Failure to Provide Timely Radiology Services
Penalty
Summary
The facility failed to provide or obtain timely radiology services as ordered by a physician for a resident who was admitted with multiple diagnoses, including coronary artery disease, hypertension, and pneumonia. The resident, who was cognitively alert but experienced short periods of confusion and required assistance with activities of daily living, had a chest X-ray ordered due to a new onset cough. Despite the physician's order, the chest X-ray was not completed on the same day, and there was a delay in both obtaining the X-ray and receiving the results. Nursing documentation showed that the X-ray was ordered as routine, which allowed the contracted X-ray company to delay the service.
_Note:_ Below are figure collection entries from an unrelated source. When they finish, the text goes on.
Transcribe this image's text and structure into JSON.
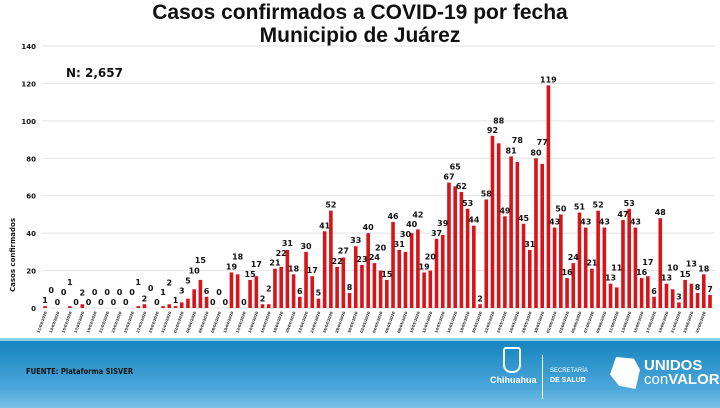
{
  "chart_data": {
    "type": "bar",
    "title": "Casos confirmados a COVID-19 por fecha",
    "subtitle": "Municipio de Juárez",
    "ylabel": "Casos confirmados",
    "xlabel": "",
    "ylim": [
      0,
      140
    ],
    "yticks": [
      0,
      20,
      40,
      60,
      80,
      100,
      120,
      140
    ],
    "grid": true,
    "bar_color": "#d7141a",
    "annotation": "N: 2,657",
    "categories": [
      "11/03/2020",
      "12/03/2020",
      "13/03/2020",
      "14/03/2020",
      "15/03/2020",
      "16/03/2020",
      "17/03/2020",
      "18/03/2020",
      "19/03/2020",
      "20/03/2020",
      "21/03/2020",
      "22/03/2020",
      "23/03/2020",
      "24/03/2020",
      "25/03/2020",
      "26/03/2020",
      "27/03/2020",
      "28/03/2020",
      "29/03/2020",
      "30/03/2020",
      "31/03/2020",
      "01/04/2020",
      "02/04/2020",
      "03/04/2020",
      "04/04/2020",
      "05/04/2020",
      "06/04/2020",
      "07/04/2020",
      "08/04/2020",
      "09/04/2020",
      "10/04/2020",
      "11/04/2020",
      "12/04/2020",
      "13/04/2020",
      "14/04/2020",
      "15/04/2020",
      "16/04/2020",
      "17/04/2020",
      "18/04/2020",
      "19/04/2020",
      "20/04/2020",
      "21/04/2020",
      "22/04/2020",
      "23/04/2020",
      "24/04/2020",
      "25/04/2020",
      "26/04/2020",
      "27/04/2020",
      "28/04/2020",
      "29/04/2020",
      "30/04/2020",
      "01/05/2020",
      "02/05/2020",
      "03/05/2020",
      "04/05/2020",
      "05/05/2020",
      "06/05/2020",
      "07/05/2020",
      "08/05/2020",
      "09/05/2020",
      "10/05/2020",
      "11/05/2020",
      "12/05/2020",
      "13/05/2020",
      "14/05/2020",
      "15/05/2020",
      "16/05/2020",
      "17/05/2020",
      "18/05/2020",
      "19/05/2020",
      "20/05/2020",
      "21/05/2020",
      "22/05/2020",
      "23/05/2020",
      "24/05/2020",
      "25/05/2020",
      "26/05/2020",
      "27/05/2020",
      "28/05/2020",
      "29/05/2020",
      "30/05/2020",
      "31/05/2020",
      "01/06/2020",
      "02/06/2020",
      "03/06/2020",
      "04/06/2020",
      "05/06/2020",
      "06/06/2020",
      "07/06/2020",
      "08/06/2020",
      "09/06/2020",
      "10/06/2020",
      "11/06/2020",
      "12/06/2020",
      "13/06/2020",
      "14/06/2020",
      "15/06/2020",
      "16/06/2020",
      "17/06/2020",
      "18/06/2020",
      "19/06/2020",
      "20/06/2020",
      "21/06/2020",
      "22/06/2020",
      "23/06/2020",
      "24/06/2020",
      "25/06/2020",
      "26/06/2020"
    ],
    "values": [
      1,
      0,
      0,
      0,
      1,
      0,
      2,
      0,
      0,
      0,
      0,
      0,
      0,
      0,
      0,
      1,
      2,
      0,
      0,
      1,
      2,
      1,
      3,
      5,
      10,
      15,
      6,
      0,
      0,
      0,
      19,
      18,
      0,
      15,
      17,
      2,
      2,
      21,
      22,
      31,
      18,
      6,
      30,
      17,
      5,
      41,
      52,
      22,
      27,
      8,
      33,
      23,
      40,
      24,
      20,
      15,
      46,
      31,
      30,
      40,
      42,
      19,
      20,
      37,
      39,
      67,
      65,
      62,
      53,
      44,
      2,
      58,
      92,
      88,
      49,
      81,
      78,
      45,
      31,
      80,
      77,
      119,
      43,
      50,
      16,
      24,
      51,
      43,
      21,
      52,
      43,
      13,
      11,
      47,
      53,
      43,
      16,
      17,
      6,
      48,
      13,
      10,
      3,
      15,
      13,
      8,
      18,
      7
    ]
  },
  "footer": {
    "source": "FUENTE: Plataforma SISVER",
    "logo_chihuahua": "Chihuahua",
    "logo_secretaria_line1": "SECRETARÍA",
    "logo_secretaria_line2": "DE SALUD",
    "logo_unidos_line1": "UNIDOS",
    "logo_unidos_con": "con",
    "logo_unidos_valor": "VALOR",
    "background_color": "#1685bf"
  }
}
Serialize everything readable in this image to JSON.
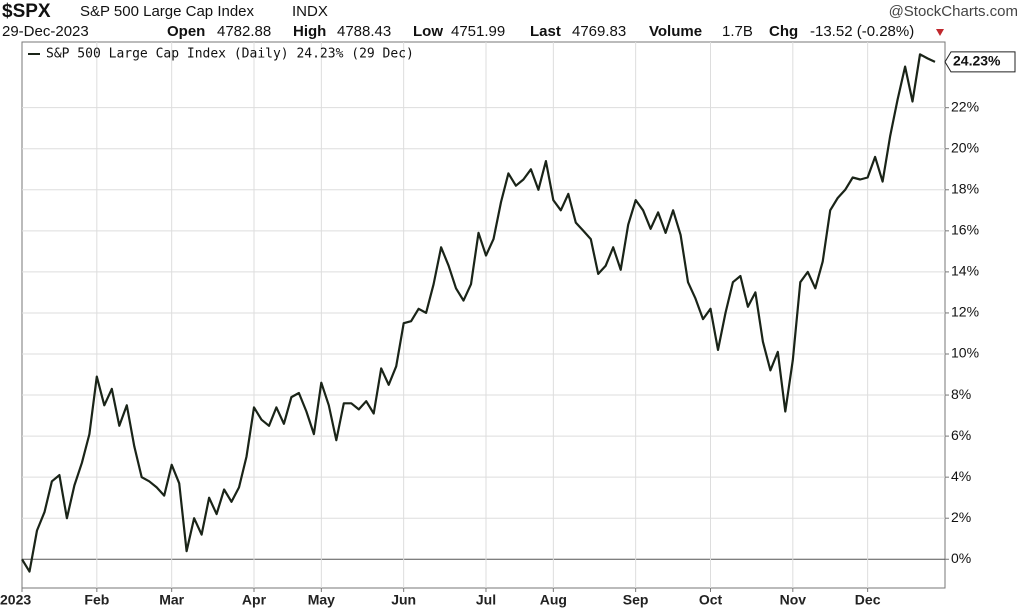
{
  "chart_data": {
    "type": "line",
    "header": {
      "symbol": "$SPX",
      "name": "S&P 500 Large Cap Index",
      "exchange": "INDX",
      "source": "@StockCharts.com",
      "date": "29-Dec-2023",
      "open_label": "Open",
      "open": "4782.88",
      "high_label": "High",
      "high": "4788.43",
      "low_label": "Low",
      "low": "4751.99",
      "last_label": "Last",
      "last": "4769.83",
      "volume_label": "Volume",
      "volume": "1.7B",
      "chg_label": "Chg",
      "chg": "-13.52 (-0.28%)"
    },
    "categories": [
      "2023",
      null,
      null,
      null,
      null,
      null,
      null,
      null,
      null,
      null,
      "Feb",
      null,
      null,
      null,
      null,
      null,
      null,
      null,
      null,
      null,
      "Mar",
      null,
      null,
      null,
      null,
      null,
      null,
      null,
      null,
      null,
      null,
      "Apr",
      null,
      null,
      null,
      null,
      null,
      null,
      null,
      null,
      "May",
      null,
      null,
      null,
      null,
      null,
      null,
      null,
      null,
      null,
      null,
      "Jun",
      null,
      null,
      null,
      null,
      null,
      null,
      null,
      null,
      null,
      null,
      "Jul",
      null,
      null,
      null,
      null,
      null,
      null,
      null,
      null,
      "Aug",
      null,
      null,
      null,
      null,
      null,
      null,
      null,
      null,
      null,
      null,
      "Sep",
      null,
      null,
      null,
      null,
      null,
      null,
      null,
      null,
      null,
      "Oct",
      null,
      null,
      null,
      null,
      null,
      null,
      null,
      null,
      null,
      null,
      "Nov",
      null,
      null,
      null,
      null,
      null,
      null,
      null,
      null,
      null,
      "Dec",
      null,
      null,
      null,
      null,
      null,
      null,
      null,
      null,
      null
    ],
    "series": [
      {
        "name": "S&P 500 Large Cap Index (Daily) 24.23% (29 Dec)",
        "color": "#1a2418",
        "values": [
          0,
          -0.6,
          1.4,
          2.3,
          3.8,
          4.1,
          2.0,
          3.6,
          4.7,
          6.1,
          8.9,
          7.5,
          8.3,
          6.5,
          7.5,
          5.5,
          4.0,
          3.8,
          3.5,
          3.1,
          4.6,
          3.7,
          0.4,
          2.0,
          1.2,
          3.0,
          2.2,
          3.4,
          2.8,
          3.5,
          5.0,
          7.4,
          6.8,
          6.5,
          7.4,
          6.6,
          7.9,
          8.1,
          7.2,
          6.1,
          8.6,
          7.5,
          5.8,
          7.6,
          7.6,
          7.3,
          7.7,
          7.1,
          9.3,
          8.5,
          9.4,
          11.5,
          11.6,
          12.2,
          12.0,
          13.4,
          15.2,
          14.3,
          13.2,
          12.6,
          13.4,
          15.9,
          14.8,
          15.6,
          17.4,
          18.8,
          18.2,
          18.5,
          19.0,
          18.0,
          19.4,
          17.5,
          17.0,
          17.8,
          16.4,
          16.0,
          15.6,
          13.9,
          14.3,
          15.2,
          14.1,
          16.3,
          17.5,
          17.0,
          16.1,
          16.9,
          15.9,
          17.0,
          15.8,
          13.5,
          12.7,
          11.7,
          12.2,
          10.2,
          12.0,
          13.5,
          13.8,
          12.3,
          13.0,
          10.6,
          9.2,
          10.1,
          7.2,
          9.7,
          13.5,
          14.0,
          13.2,
          14.5,
          17.0,
          17.6,
          18.0,
          18.6,
          18.5,
          18.6,
          19.6,
          18.4,
          20.6,
          22.4,
          24.0,
          22.3,
          24.6,
          24.4,
          24.23
        ],
        "last_value_label": "24.23%"
      }
    ],
    "ylim": [
      -1.4,
      25.2
    ],
    "yticks": [
      {
        "value": 0,
        "label": "0%"
      },
      {
        "value": 2,
        "label": "2%"
      },
      {
        "value": 4,
        "label": "4%"
      },
      {
        "value": 6,
        "label": "6%"
      },
      {
        "value": 8,
        "label": "8%"
      },
      {
        "value": 10,
        "label": "10%"
      },
      {
        "value": 12,
        "label": "12%"
      },
      {
        "value": 14,
        "label": "14%"
      },
      {
        "value": 16,
        "label": "16%"
      },
      {
        "value": 18,
        "label": "18%"
      },
      {
        "value": 20,
        "label": "20%"
      },
      {
        "value": 22,
        "label": "22%"
      }
    ],
    "grid": true
  }
}
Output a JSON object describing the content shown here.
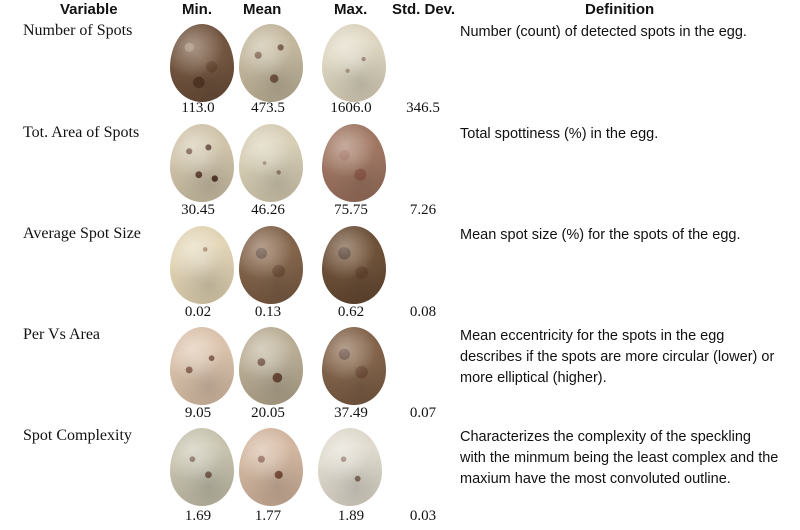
{
  "headers": {
    "variable": "Variable",
    "min": "Min.",
    "mean": "Mean",
    "max": "Max.",
    "std": "Std. Dev.",
    "definition": "Definition"
  },
  "rows": [
    {
      "name": "Number of Spots",
      "min": "113.0",
      "mean": "473.5",
      "max": "1606.0",
      "std": "346.5",
      "definition": "Number (count) of detected spots in the egg."
    },
    {
      "name": "Tot. Area of Spots",
      "min": "30.45",
      "mean": "46.26",
      "max": "75.75",
      "std": "7.26",
      "definition": "Total spottiness (%) in the egg."
    },
    {
      "name": "Average Spot Size",
      "min": "0.02",
      "mean": "0.13",
      "max": "0.62",
      "std": "0.08",
      "definition": "Mean spot size (%) for the spots of the egg."
    },
    {
      "name": "Per Vs Area",
      "min": "9.05",
      "mean": "20.05",
      "max": "37.49",
      "std": "0.07",
      "definition": "Mean eccentricity for the spots in the egg describes if the spots are more circular (lower) or more elliptical (higher)."
    },
    {
      "name": "Spot Complexity",
      "min": "1.69",
      "mean": "1.77",
      "max": "1.89",
      "std": "0.03",
      "definition": "Characterizes the complexity of the speckling with the minmum being the least complex and the maxium have the most convoluted outline."
    }
  ]
}
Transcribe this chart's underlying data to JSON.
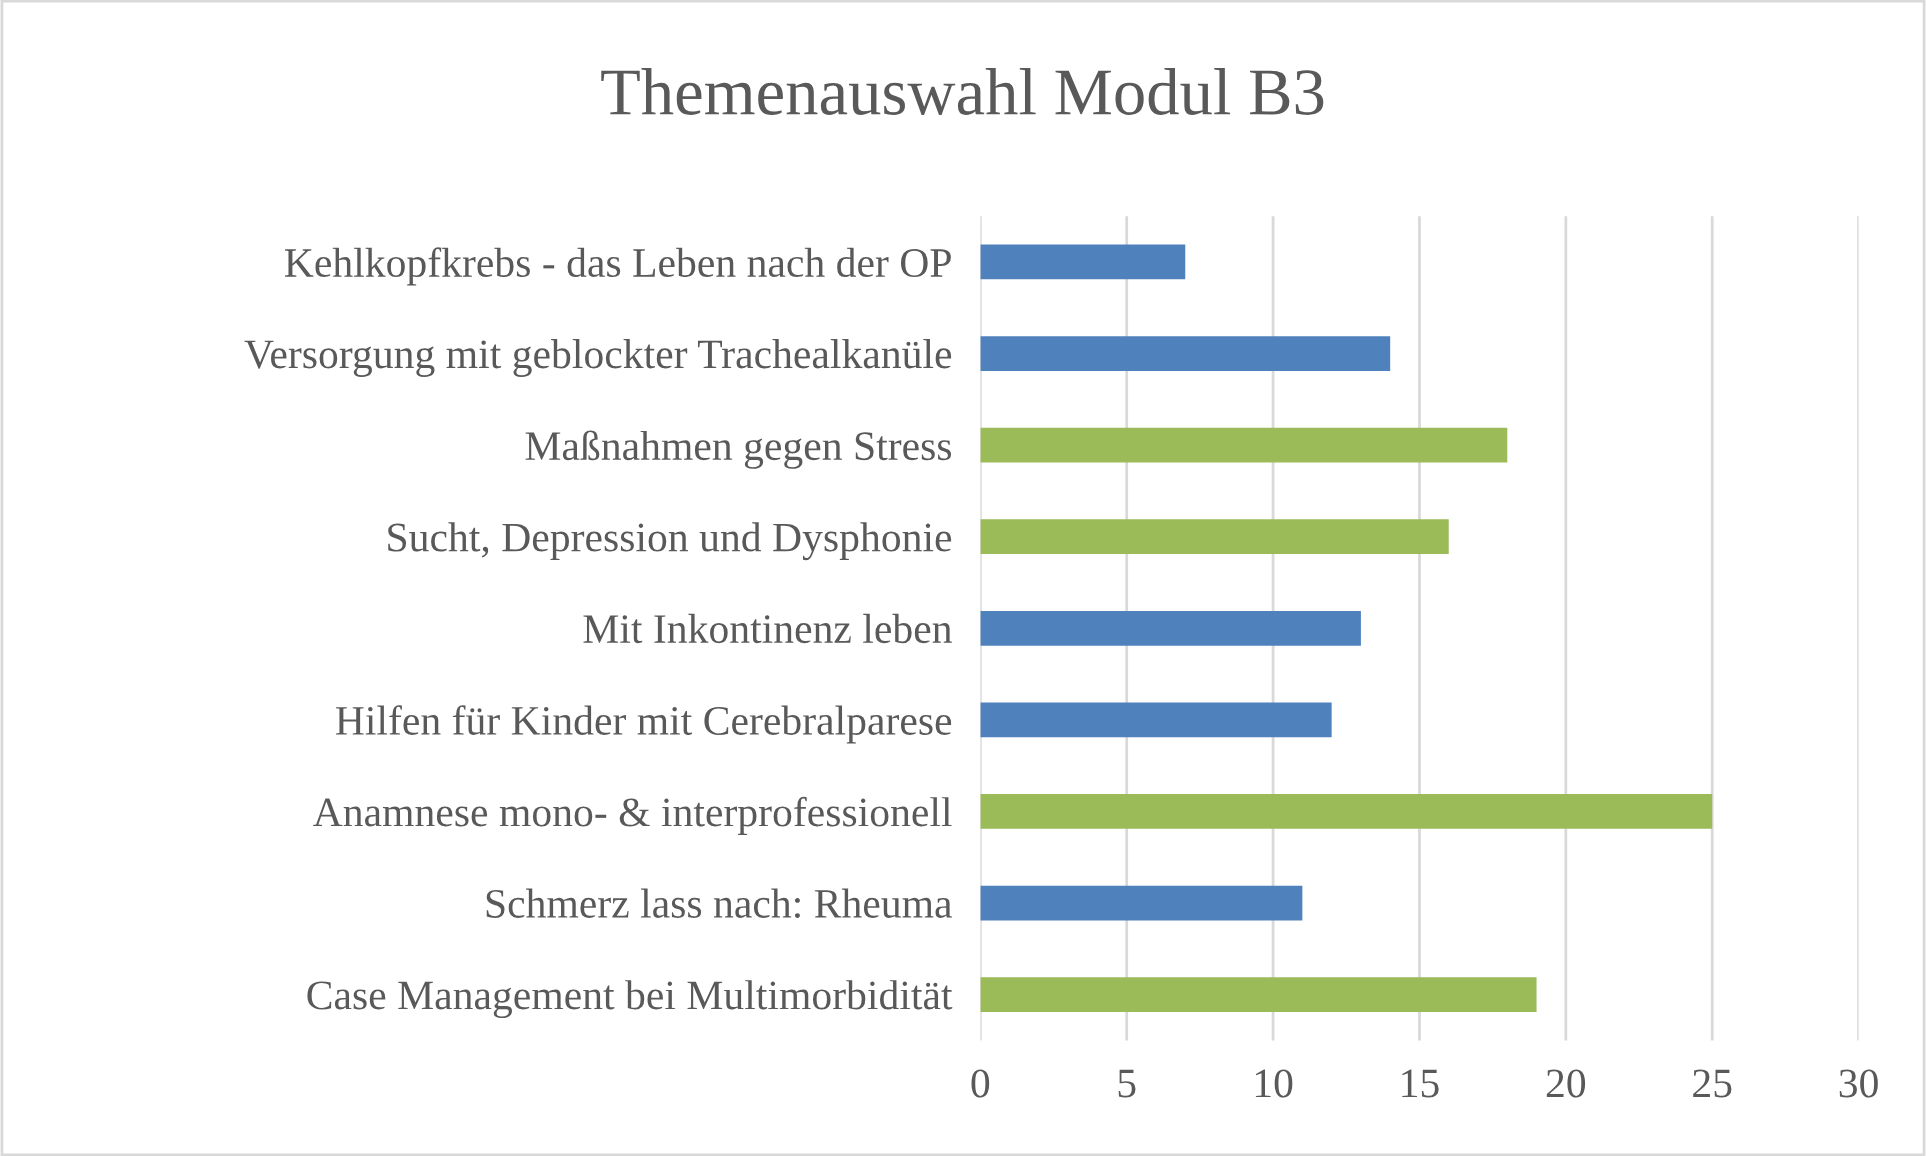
{
  "chart_data": {
    "type": "bar",
    "title": "Themenauswahl Modul B3",
    "orientation": "horizontal",
    "categories": [
      "Kehlkopfkrebs - das Leben nach der OP",
      "Versorgung mit geblockter Trachealkanüle",
      "Maßnahmen gegen Stress",
      "Sucht, Depression und Dysphonie",
      "Mit Inkontinenz leben",
      "Hilfen für Kinder mit Cerebralparese",
      "Anamnese mono- & interprofessionell",
      "Schmerz lass nach: Rheuma",
      "Case Management bei Multimorbidität"
    ],
    "values": [
      7,
      14,
      18,
      16,
      13,
      12,
      25,
      11,
      19
    ],
    "colors": [
      "#4f81bd",
      "#4f81bd",
      "#9bbb59",
      "#9bbb59",
      "#4f81bd",
      "#4f81bd",
      "#9bbb59",
      "#4f81bd",
      "#9bbb59"
    ],
    "xlim": [
      0,
      30
    ],
    "xticks": [
      0,
      5,
      10,
      15,
      20,
      25,
      30
    ],
    "grid": "x",
    "legend": false
  }
}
Staff interviews revealed that the X-ray company often did not prioritize routine orders and sometimes refused to come on weekends, resulting in further delays. The nurse responsible for ordering the X-ray continued to follow up, but the company cited being too busy as a reason for the delay. The physician assistant and DON were both aware of the delay, and the physician assistant attempted to change the order to STAT, but the X-ray company did not process the change in a timely manner. The delay in obtaining the chest X-ray led to a delay in diagnosing and treating the resident's pneumonia. The facility did not have a specific policy or procedure in place for managing X-ray orders and test results, which contributed to the lack of timely follow-up and coordination with the X-ray provider. The deficiency was identified through record review and staff interviews, which confirmed that the facility did not ensure prompt diagnostic services as required.